If you believe in math and gravity and other such “theories” there appears to be precise evidence of a big, fat planet spinning far beyond the planetoid Pluto. The clues started piling up when astronomers discovered a mini Pluto (aka, rocky Kuiper Belt object far out in the nether regions of the solar system) with an interesting orbital twist… literally. From Time:
In the years that followed, astronomers discovered five other KBOs whose closest approach to the sun (or perihelion) matches Sedna’s almost perfectly, both in distance and in the angle of the orbit relative to the horizon of the solar system.
This couldn’t be a coincidence. The matching perihelia have only a 0.7% likelihood of occurring by chance; the matching angles have only a 1% chance.
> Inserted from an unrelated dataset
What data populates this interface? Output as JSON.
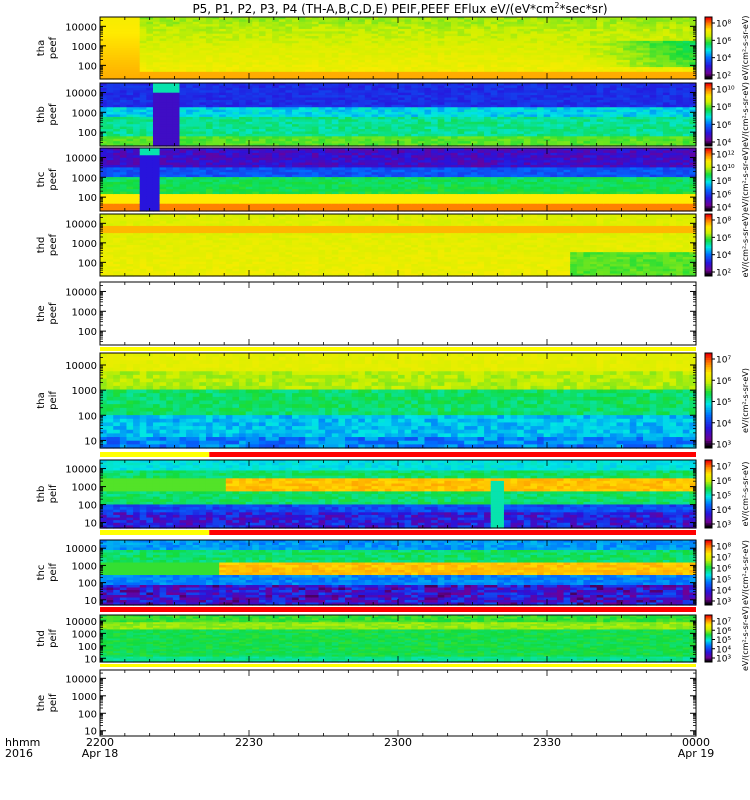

The double match among all six objects factors out to a vanishingly small .007% likelihood of being random. “It was very exciting to notice this collection of objects in this super obscure arrangement,” says Brown. “The orbits are physically lined up in space.”
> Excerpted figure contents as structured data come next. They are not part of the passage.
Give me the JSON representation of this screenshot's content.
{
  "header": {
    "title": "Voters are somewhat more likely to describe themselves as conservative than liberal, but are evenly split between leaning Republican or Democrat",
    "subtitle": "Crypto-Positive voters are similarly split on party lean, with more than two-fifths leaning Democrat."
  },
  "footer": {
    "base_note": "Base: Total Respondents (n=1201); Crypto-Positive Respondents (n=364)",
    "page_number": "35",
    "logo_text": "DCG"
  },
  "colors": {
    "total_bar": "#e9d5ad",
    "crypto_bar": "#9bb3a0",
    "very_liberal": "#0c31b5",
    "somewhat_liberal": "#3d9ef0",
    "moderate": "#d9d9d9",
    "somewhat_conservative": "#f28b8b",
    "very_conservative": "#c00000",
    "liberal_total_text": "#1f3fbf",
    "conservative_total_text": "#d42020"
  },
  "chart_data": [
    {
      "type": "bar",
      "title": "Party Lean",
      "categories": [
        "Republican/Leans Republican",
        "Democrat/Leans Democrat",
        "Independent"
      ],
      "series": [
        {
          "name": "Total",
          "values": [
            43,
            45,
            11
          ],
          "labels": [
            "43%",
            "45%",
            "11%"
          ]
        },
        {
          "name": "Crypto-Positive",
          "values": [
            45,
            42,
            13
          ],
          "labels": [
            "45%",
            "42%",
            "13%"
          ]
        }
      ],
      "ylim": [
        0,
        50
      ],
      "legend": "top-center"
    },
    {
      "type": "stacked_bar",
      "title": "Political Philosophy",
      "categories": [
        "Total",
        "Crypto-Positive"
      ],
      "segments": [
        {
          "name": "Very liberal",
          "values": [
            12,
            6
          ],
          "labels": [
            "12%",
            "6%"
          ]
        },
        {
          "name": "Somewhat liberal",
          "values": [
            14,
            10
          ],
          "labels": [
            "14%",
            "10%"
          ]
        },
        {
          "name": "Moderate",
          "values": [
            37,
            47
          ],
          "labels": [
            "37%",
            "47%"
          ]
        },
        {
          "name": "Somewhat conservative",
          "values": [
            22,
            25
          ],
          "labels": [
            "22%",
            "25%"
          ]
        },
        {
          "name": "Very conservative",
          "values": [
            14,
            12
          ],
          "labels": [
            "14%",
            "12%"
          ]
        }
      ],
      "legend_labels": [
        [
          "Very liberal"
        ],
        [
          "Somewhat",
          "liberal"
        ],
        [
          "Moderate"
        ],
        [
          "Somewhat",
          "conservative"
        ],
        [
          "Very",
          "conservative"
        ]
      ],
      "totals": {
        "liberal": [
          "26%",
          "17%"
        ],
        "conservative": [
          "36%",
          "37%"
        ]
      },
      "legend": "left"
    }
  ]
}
Okay, so that just can’t happen. Clearly a shepherd was out there keeping all of these rocky masses from spinning around the Sun however they choose. Using very sharp pencils two Caltech astronomers Michael Brown and Konstantin Batygin, not only have validated the existence of this mystery planet they’ve referred to as “Planet 9”, they have determined both it’s mass and exact orbit. The only thing really missing from “9” is a fuzzy picture and a real name.
Planet 9 from Outer Space is apparently about 10 times the mass of Earth with an orbit 20 times farther out from the sun than Neptune. No other variables would explain the perihelion anomalies. Most likely it was created closer to the Sun back in the Good Ole Days and got slung into the ex-burbs shortly thereafter. With a 20,000 year orbit “9” would view it’s Sun more like a very bright star from it’s dark surface but there are a lot of life possibilities. Pluto has shown that these Kuiper objects can have a lot of geological activity and lots of water. A planet ten times the mass of earth with a geological composition akin to Pluto could have a tremendous internal furnace and magnetic field.
My nomination for the name is Juno. Why shouldn’t Jupiter’s wife have a planet, even if they, clearly, are estranged these days. Expect those fuzzy pictures to come from some amateur within months now that they've been spooned the orbital rout in sky.